Our construction of the statutory language comports with the clearly expressed legislative intent to prevent criminals and other unfit elements from acquiring firearms. In setting its course, the Legislature was undoubtedly aware of the strongly expressed views of many law enforcement officials who have long favored state and federal regulation of the sale and possession of firearms. Burton v. Sills, 53 N.J. 86, 93 (1968), appeal dismissed, 394 U.S. 812, 89 S.Ct. 1486, 22 L.Ed.2d 748 (1969). Wholly apart from the dangers which arise when firearms are in the hands of criminals, there is the potential for disaster when such weapons are acquired by the immature or the unfit or the addicted. To either grant or deny a permit on less than complete information would hardly serve the legislative purpose.

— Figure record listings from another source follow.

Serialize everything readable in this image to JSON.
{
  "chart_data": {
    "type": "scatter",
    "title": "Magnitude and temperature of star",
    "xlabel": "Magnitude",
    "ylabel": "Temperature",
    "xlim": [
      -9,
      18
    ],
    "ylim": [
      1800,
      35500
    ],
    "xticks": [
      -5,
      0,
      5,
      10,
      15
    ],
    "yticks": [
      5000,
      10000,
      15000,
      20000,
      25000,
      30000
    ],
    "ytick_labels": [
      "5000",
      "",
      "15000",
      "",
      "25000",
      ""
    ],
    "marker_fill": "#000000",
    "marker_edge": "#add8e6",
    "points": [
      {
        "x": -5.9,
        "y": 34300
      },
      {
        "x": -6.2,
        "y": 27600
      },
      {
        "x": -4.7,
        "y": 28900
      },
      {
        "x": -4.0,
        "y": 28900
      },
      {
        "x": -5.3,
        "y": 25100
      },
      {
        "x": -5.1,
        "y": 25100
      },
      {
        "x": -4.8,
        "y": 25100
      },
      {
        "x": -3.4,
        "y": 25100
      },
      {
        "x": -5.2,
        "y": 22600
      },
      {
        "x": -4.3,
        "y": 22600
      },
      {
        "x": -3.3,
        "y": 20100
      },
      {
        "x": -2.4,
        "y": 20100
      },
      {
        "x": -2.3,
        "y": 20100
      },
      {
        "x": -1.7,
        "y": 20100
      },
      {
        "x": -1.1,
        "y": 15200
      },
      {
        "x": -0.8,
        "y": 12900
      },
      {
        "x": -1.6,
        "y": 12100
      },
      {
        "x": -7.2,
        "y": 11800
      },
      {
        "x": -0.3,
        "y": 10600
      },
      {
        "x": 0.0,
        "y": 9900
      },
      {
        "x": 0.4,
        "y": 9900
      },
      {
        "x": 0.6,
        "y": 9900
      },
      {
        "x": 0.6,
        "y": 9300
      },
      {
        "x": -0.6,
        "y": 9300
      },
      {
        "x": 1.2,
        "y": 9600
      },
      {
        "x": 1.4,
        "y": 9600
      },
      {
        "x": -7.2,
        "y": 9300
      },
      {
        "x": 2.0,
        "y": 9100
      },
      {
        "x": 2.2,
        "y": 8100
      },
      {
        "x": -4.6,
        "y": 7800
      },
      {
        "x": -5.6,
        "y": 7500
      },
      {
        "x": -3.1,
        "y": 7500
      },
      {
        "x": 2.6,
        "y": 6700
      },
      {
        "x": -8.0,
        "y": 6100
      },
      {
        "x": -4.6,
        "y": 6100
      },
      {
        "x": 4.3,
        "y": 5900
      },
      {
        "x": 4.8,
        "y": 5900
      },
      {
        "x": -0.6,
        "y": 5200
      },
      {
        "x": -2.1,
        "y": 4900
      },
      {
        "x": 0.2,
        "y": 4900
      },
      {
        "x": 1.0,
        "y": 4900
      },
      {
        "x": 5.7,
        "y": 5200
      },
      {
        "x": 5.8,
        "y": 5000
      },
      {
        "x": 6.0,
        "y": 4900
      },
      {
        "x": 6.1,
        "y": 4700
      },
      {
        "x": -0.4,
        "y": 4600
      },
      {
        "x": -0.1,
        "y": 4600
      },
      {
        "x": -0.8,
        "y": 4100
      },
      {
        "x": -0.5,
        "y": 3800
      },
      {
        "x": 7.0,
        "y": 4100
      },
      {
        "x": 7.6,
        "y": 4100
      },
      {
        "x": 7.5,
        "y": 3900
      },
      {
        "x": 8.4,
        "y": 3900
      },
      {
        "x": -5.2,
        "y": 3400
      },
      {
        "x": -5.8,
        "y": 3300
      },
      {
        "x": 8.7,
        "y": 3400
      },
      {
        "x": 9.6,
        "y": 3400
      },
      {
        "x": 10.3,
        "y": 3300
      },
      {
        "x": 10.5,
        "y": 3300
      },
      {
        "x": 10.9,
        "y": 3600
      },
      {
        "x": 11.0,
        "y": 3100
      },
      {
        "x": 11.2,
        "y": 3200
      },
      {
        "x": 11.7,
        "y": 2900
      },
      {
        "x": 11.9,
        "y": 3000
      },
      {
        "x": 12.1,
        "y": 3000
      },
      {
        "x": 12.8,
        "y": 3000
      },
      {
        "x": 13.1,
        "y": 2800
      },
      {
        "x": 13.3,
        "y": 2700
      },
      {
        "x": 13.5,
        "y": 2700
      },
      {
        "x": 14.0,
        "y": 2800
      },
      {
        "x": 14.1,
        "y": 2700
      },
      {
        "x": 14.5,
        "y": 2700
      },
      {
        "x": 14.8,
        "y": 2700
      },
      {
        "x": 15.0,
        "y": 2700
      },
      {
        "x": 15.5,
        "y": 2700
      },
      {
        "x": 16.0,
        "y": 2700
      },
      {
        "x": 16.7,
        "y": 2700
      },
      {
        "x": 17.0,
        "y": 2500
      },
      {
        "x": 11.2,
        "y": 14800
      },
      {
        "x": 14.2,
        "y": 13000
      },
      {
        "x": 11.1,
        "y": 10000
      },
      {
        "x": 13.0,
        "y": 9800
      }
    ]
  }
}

Finally, the result we reach is consonant with the public policy underlying the statutory scheme. Undoubtedly, the statutory deadline was prompted by a desire to avoid dilatory consideration of the application. But the consequences of automatic approval of a permit at the expiration of the thirty day period would be visited on the public for whose protection the statute was enacted. And the consequences of automatic denial of a permit at the expiration of the thirty day period would be visited on the deserving applicant for whose benefit the statutory scheme was enacted. Cf. Manalapan Holding Co., Inc. v. Hamilton Township Planning Bd., 92 N.J. 466, 480-82 (1983); Allstate Ins. Co. v. Fortunato, 248 N.J. Super. 153, 161-63 (App. Div. 1991). The simple and overriding fact is that the Legislature considered a fingerprint investigation to be critical in determining the fitness of an applicant for a permit. The remedy urged by plaintiff – automatic approval or denial of a permit – would serve only to frustrate the legislative design and the public policy underlying the statute without any compensatory benefit to either the public or the individual applicant. See In re Purcell, 137 N.J. Super. 369 (App. Div. 1975); cf. In re Return of Weapons of J.W.D., 290 N.J. Super. 451 (App. Div. 1996), aff’d in part, rev’d in part, 149 N.J. 108 (1997).

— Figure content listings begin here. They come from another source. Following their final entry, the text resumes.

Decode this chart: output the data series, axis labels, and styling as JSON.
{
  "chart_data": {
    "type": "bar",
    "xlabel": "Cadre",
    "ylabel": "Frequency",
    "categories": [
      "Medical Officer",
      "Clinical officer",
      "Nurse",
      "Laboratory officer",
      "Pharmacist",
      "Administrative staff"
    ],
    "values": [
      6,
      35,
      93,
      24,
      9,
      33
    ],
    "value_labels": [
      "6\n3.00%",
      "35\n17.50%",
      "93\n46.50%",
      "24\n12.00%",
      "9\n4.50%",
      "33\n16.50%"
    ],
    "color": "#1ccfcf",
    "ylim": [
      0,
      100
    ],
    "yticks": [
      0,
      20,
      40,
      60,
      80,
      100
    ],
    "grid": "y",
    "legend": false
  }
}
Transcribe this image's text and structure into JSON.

We do not question the legitimacy of recreational shooting sports or the collection of firearms, as regulated by statute. As we pointed out earlier, the statute reaffirms that “[n]o person of good character and good repute . . . and who is not subject to any of the [statutory] disabilities . . . shall be denied . . . a firearms purchaser identification card.” N.J.S.A. 2C:58-3c. To emphasize that purpose and to guard against its arbitrary subversion, further provision was made for easy and expeditious appeal to the courts. N.J.S.A. 2C:58-3d; see also Weston v. State, 60 N.J. 36, 43 (1972). But whatever one’s views on the worth of firearms, their capacity to wreak havoc when in the hands of the unfit is a matter of public record. The Legislature has wisely provided for suitable inquiry into qualifications and fitness. We do no more than carry out that legislative mandate.